Mais là est bien le problème, cherchant à saisir conceptuellement cela qui s'annonce, nous demeurons à la périphérie, nous évoluons sur ce cercle centrifuge qui nous éloigne du centre géométrique à partir duquel entrer dans la vision alchimique. L'on aura compris qu'une visée géométrisante du poème, sa mise en équation, loin de nous l'offrir, ne parvient qu'à le dépouiller de son limbe, ne laissant dans sa feuille que de bien étiques nervures. Ne lisons pas Rimbaud, Lautréamont, Baudelaire comme on le ferait de textes sacrés inféodés à une lecture de la lettre, à une saisie au plus près de cela qui serait supposé s'y révéler en tant que seule vérité. Il y a autant de poèmes que de lecteurs d'un même poème. Lisant "Voyelles" et c'est de notre propre subjectivité dont il est question. Lecture plurielle parce qu'ésotérique, "illuminée", féconde. Pour pénétrer ce poème, il faut devenir derviche tourneur et danser infiniment, faire de ses sensations cette infinie corolle blanche nous portant au seuil d'un vertige. Là seulement les choses s'ouvrent, consentent à nous parler du cœur même de leur intimité. L'être-de-la- poésie est cette vibration que ne perçoivent ceux qui se "font voyants".
"Je dis qu’il faut être voyant, se faire voyant. Le Poète se fait voyant par un long, immense et raisonné dérèglement de tous les sens. Toutes les formes d’amour, de souffrance, de folie ; il cherche lui-même, il épuise en lui tous les poisons, pour n’en garder que les quintessences."

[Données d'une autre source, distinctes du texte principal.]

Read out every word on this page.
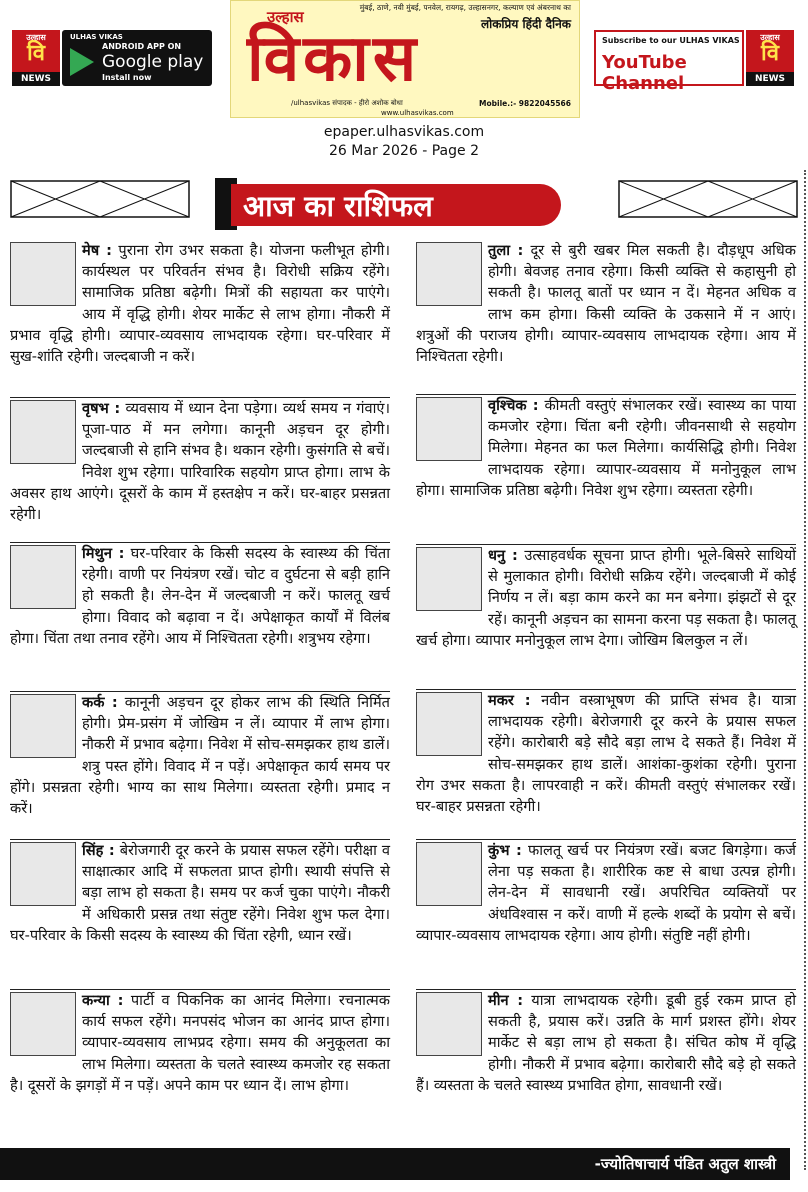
उल्हास
वि
NEWS
ULHAS VIKAS
ANDROID APP ON
Google play
Install now
मुंबई, ठाणे, नवी मुंबई, पनवेल, रायगढ़, उल्हासनगर, कल्याण एवं अंबरनाथ का
लोकप्रिय हिंदी दैनिक
उल्हास
विकास
/ulhasvikas संपादक - हीरो अशोक बोधा	Mobile.:- 9822045566
www.ulhasvikas.com
Subscribe to our ULHAS VIKAS
YouTube Channel
उल्हास
वि
NEWS
epaper.ulhasvikas.com
26 Mar 2026 - Page 2
आज का राशिफल
मेष : पुराना रोग उभर सकता है। योजना फलीभूत होगी। कार्यस्थल पर परिवर्तन संभव है। विरोधी सक्रिय रहेंगे। सामाजिक प्रतिष्ठा बढ़ेगी। मित्रों की सहायता कर पाएंगे। आय में वृद्धि होगी। शेयर मार्केट से लाभ होगा। नौकरी में प्रभाव वृद्धि होगी। व्यापार-व्यवसाय लाभदायक रहेगा। घर-परिवार में सुख-शांति रहेगी। जल्दबाजी न करें।
वृषभ : व्यवसाय में ध्यान देना पड़ेगा। व्यर्थ समय न गंवाएं। पूजा-पाठ में मन लगेगा। कानूनी अड़चन दूर होगी। जल्दबाजी से हानि संभव है। थकान रहेगी। कुसंगति से बचें। निवेश शुभ रहेगा। पारिवारिक सहयोग प्राप्त होगा। लाभ के अवसर हाथ आएंगे। दूसरों के काम में हस्तक्षेप न करें। घर-बाहर प्रसन्नता रहेगी।
मिथुन : घर-परिवार के किसी सदस्य के स्वास्थ्य की चिंता रहेगी। वाणी पर नियंत्रण रखें। चोट व दुर्घटना से बड़ी हानि हो सकती है। लेन-देन में जल्दबाजी न करें। फालतू खर्च होगा। विवाद को बढ़ावा न दें। अपेक्षाकृत कार्यों में विलंब होगा। चिंता तथा तनाव रहेंगे। आय में निश्चितता रहेगी। शत्रुभय रहेगा।
कर्क : कानूनी अड़चन दूर होकर लाभ की स्थिति निर्मित होगी। प्रेम-प्रसंग में जोखिम न लें। व्यापार में लाभ होगा। नौकरी में प्रभाव बढ़ेगा। निवेश में सोच-समझकर हाथ डालें। शत्रु पस्त होंगे। विवाद में न पड़ें। अपेक्षाकृत कार्य समय पर होंगे। प्रसन्नता रहेगी। भाग्य का साथ मिलेगा। व्यस्तता रहेगी। प्रमाद न करें।
सिंह : बेरोजगारी दूर करने के प्रयास सफल रहेंगे। परीक्षा व साक्षात्कार आदि में सफलता प्राप्त होगी। स्थायी संपत्ति से बड़ा लाभ हो सकता है। समय पर कर्ज चुका पाएंगे। नौकरी में अधिकारी प्रसन्न तथा संतुष्ट रहेंगे। निवेश शुभ फल देगा। घर-परिवार के किसी सदस्य के स्वास्थ्य की चिंता रहेगी, ध्यान रखें।
कन्या : पार्टी व पिकनिक का आनंद मिलेगा। रचनात्मक कार्य सफल रहेंगे। मनपसंद भोजन का आनंद प्राप्त होगा। व्यापार-व्यवसाय लाभप्रद रहेगा। समय की अनुकूलता का लाभ मिलेगा। व्यस्तता के चलते स्वास्थ्य कमजोर रह सकता है। दूसरों के झगड़ों में न पड़ें। अपने काम पर ध्यान दें। लाभ होगा।
तुला : दूर से बुरी खबर मिल सकती है। दौड़धूप अधिक होगी। बेवजह तनाव रहेगा। किसी व्यक्ति से कहासुनी हो सकती है। फालतू बातों पर ध्यान न दें। मेहनत अधिक व लाभ कम होगा। किसी व्यक्ति के उकसाने में न आएं। शत्रुओं की पराजय होगी। व्यापार-व्यवसाय लाभदायक रहेगा। आय में निश्चितता रहेगी।
वृश्चिक : कीमती वस्तुएं संभालकर रखें। स्वास्थ्य का पाया कमजोर रहेगा। चिंता बनी रहेगी। जीवनसाथी से सहयोग मिलेगा। मेहनत का फल मिलेगा। कार्यसिद्धि होगी। निवेश लाभदायक रहेगा। व्यापार-व्यवसाय में मनोनुकूल लाभ होगा। सामाजिक प्रतिष्ठा बढ़ेगी। निवेश शुभ रहेगा। व्यस्तता रहेगी।
धनु : उत्साहवर्धक सूचना प्राप्त होगी। भूले-बिसरे साथियों से मुलाकात होगी। विरोधी सक्रिय रहेंगे। जल्दबाजी में कोई निर्णय न लें। बड़ा काम करने का मन बनेगा। झंझटों से दूर रहें। कानूनी अड़चन का सामना करना पड़ सकता है। फालतू खर्च होगा। व्यापार मनोनुकूल लाभ देगा। जोखिम बिलकुल न लें।
मकर : नवीन वस्त्राभूषण की प्राप्ति संभव है। यात्रा लाभदायक रहेगी। बेरोजगारी दूर करने के प्रयास सफल रहेंगे। कारोबारी बड़े सौदे बड़ा लाभ दे सकते हैं। निवेश में सोच-समझकर हाथ डालें। आशंका-कुशंका रहेगी। पुराना रोग उभर सकता है। लापरवाही न करें। कीमती वस्तुएं संभालकर रखें। घर-बाहर प्रसन्नता रहेगी।
कुंभ : फालतू खर्च पर नियंत्रण रखें। बजट बिगड़ेगा। कर्ज लेना पड़ सकता है। शारीरिक कष्ट से बाधा उत्पन्न होगी। लेन-देन में सावधानी रखें। अपरिचित व्यक्तियों पर अंधविश्वास न करें। वाणी में हल्के शब्दों के प्रयोग से बचें। व्यापार-व्यवसाय लाभदायक रहेगा। आय होगी। संतुष्टि नहीं होगी।
मीन : यात्रा लाभदायक रहेगी। डूबी हुई रकम प्राप्त हो सकती है, प्रयास करें। उन्नति के मार्ग प्रशस्त होंगे। शेयर मार्केट से बड़ा लाभ हो सकता है। संचित कोष में वृद्धि होगी। नौकरी में प्रभाव बढ़ेगा। कारोबारी सौदे बड़े हो सकते हैं। व्यस्तता के चलते स्वास्थ्य प्रभावित होगा, सावधानी रखें।
-ज्योतिषाचार्य पंडित अतुल शास्त्री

Lettre de Rimbaud à Paul Demeny - 15 mai 1871
Seul le génie de Rimbaud pouvait énoncer cette voyance par laquelle le poète s'annonce, par laquelle le lecteur s'inscrit dans ce rythme immémorial du langage, bien antérieur à tout positionnement de l'homme. Le poème, en tant que dire essentiel, résonne au ciel du monde avec la force de la pure lumière. Or, jamais on ne l'accueille, la lumière, sans que l'œil cligne, que l'âme vacille, que le corps ne se dissolve dans une manière de confondante transe. Les derviches sont proches qui virevoltent sur leur arc incandescent ! Avec le poème il faut l'osmose, la fusion, le couple infiniment soudé d'une dyade. Lisant "Voyelles", nécessairement, il nous faut devenir voyelles, passer du noir au bleu et visiter le rouge; il nous faut être mouche et "golfes d'ombre", "frissons d'ombelles", "vibrements divins", "strideurs étranges", il nous faut être nous-mêmes dans la vérité du poème, c'est-à-dire assumer de vivre sans séparation, sans différence, dans la "pâte des choses" pour utiliser la rhétorique sartrienne. Pâte contre pâte, tout comme, dans l'acte d'amour, chair contre chair dans cette union sacrée qui nous emporte au-delà de nous-mêmes. Seul cet emportement, cet arrachement à notre propre socle témoigne de la vérité avec laquelle nous avons confié notre destin à cela même qui nous dépasse et, nous dépassant, se nomme altérité. Notre propre unité est à ce prix, de l'association de ce que nous sommes dans l'événement d'exister avec l'évènement qui vient nous combler et nous porte à notre plénitude. L'amour, le poème disent le même, l'atteinte d'un possible absolu le temps d'une immersion, le temps d'une brève finitude. Toujours nous sommes en attente de cela !
"jamais loin"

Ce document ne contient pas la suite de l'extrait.